A energia nuclear é um trunfo francês, mas a manutenção das usinas é um problema. Em novembro do ano passado, 26 dos 56 reatores nucleares da França estavam fechados para reparos ou manutenção, o que obrigou o país a importar energia pela primeira vez em 30 anos.
Além disso, os recentes golpes de Estado na África despertaram preocupações sobre o fornecimento de urânio para a França a médio e longo prazo. O Níger, onde uma junta militar hostil a Paris assumiu o poder no final de julho, respondeu por 18% das importações francesas de urânio entre 2005 e 2020, segundo informações do jornal Le Figaro.
Para complicar, o ranking de liberdade econômica de 2023 da Fundação Heritage colocou a França em apenas 57º lugar no mundo e em 33º entre 44 países da Europa pesquisados e o envelhecimento da população levanta questões sobre produtividade e despesas com saúde pública e previdência, apesar da reforma promovida por Macron.
Uma reportagem do Le Monde apontou que 26% da população francesa tem mais de 60 anos e em 2040 essa proporção chegará a 33%.
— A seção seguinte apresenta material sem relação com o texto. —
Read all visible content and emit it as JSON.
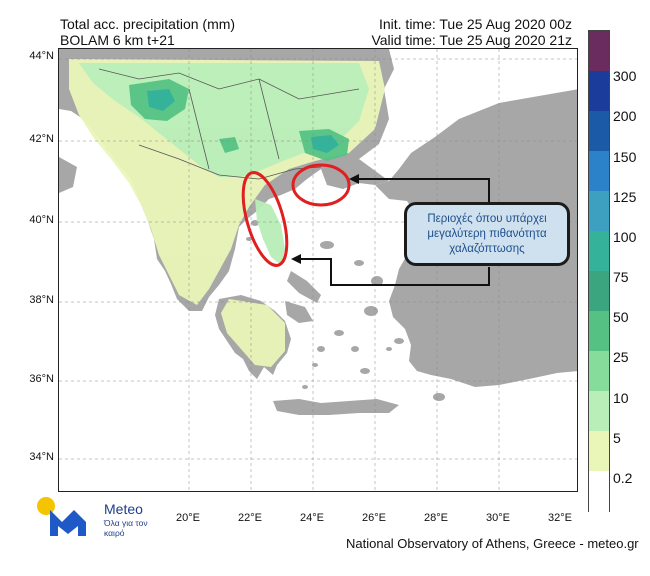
{
  "header": {
    "title": "Total acc. precipitation (mm)",
    "model": "BOLAM 6 km t+21",
    "init_time": "Init. time: Tue 25 Aug 2020 00z",
    "valid_time": "Valid time: Tue 25 Aug 2020 21z"
  },
  "map": {
    "lat_ticks": [
      "44°N",
      "42°N",
      "40°N",
      "38°N",
      "36°N",
      "34°N"
    ],
    "lon_ticks": [
      "20°E",
      "22°E",
      "24°E",
      "26°E",
      "28°E",
      "30°E",
      "32°E"
    ],
    "highlight_color": "#e02020",
    "callout_text": "Περιοχές όπου υπάρχει μεγαλύτερη πιθανότητα χαλαζόπτωσης"
  },
  "colorbar": {
    "labels": [
      "300",
      "200",
      "150",
      "125",
      "100",
      "75",
      "50",
      "25",
      "10",
      "5",
      "0.2"
    ],
    "colors": [
      "#6a2c5e",
      "#1c3c9b",
      "#1b5aa6",
      "#2c82c9",
      "#3ea0c0",
      "#35b39a",
      "#3aa57e",
      "#55c284",
      "#86dc9a",
      "#b9eeb8",
      "#e9f6b8",
      "#ffffff"
    ]
  },
  "footer": {
    "credit": "National Observatory of Athens, Greece - meteo.gr",
    "brand": "Meteo",
    "slogan": "Όλα για τον καιρό"
  },
  "colors": {
    "land": "#a7a7a7",
    "sea": "#ffffff",
    "light_precip": "#e9f6b8",
    "medium_precip": "#b9eeb8",
    "heavy_precip": "#55c284",
    "logo_yellow": "#f5c400",
    "logo_blue": "#1f58c7"
  }
}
Para completar o diagnóstico de que a situação da França é desafiadora, nesta semana, o governo anunciou que o número de produtos com limites de preços nos supermercados (o famoso congelamento), por meio de acordos com produtores e distribuidores, será duplicado para 5 mil, uma resposta à inflação interanual de 11,1% nos preços dos alimentos.
A Argentina pode atestar que o congelamento de preços nunca dá resultados positivos – e a adoção dessa medida mostra que a França, apesar do momento melhor em relação a outras potências europeias, ainda tem muito a aprender.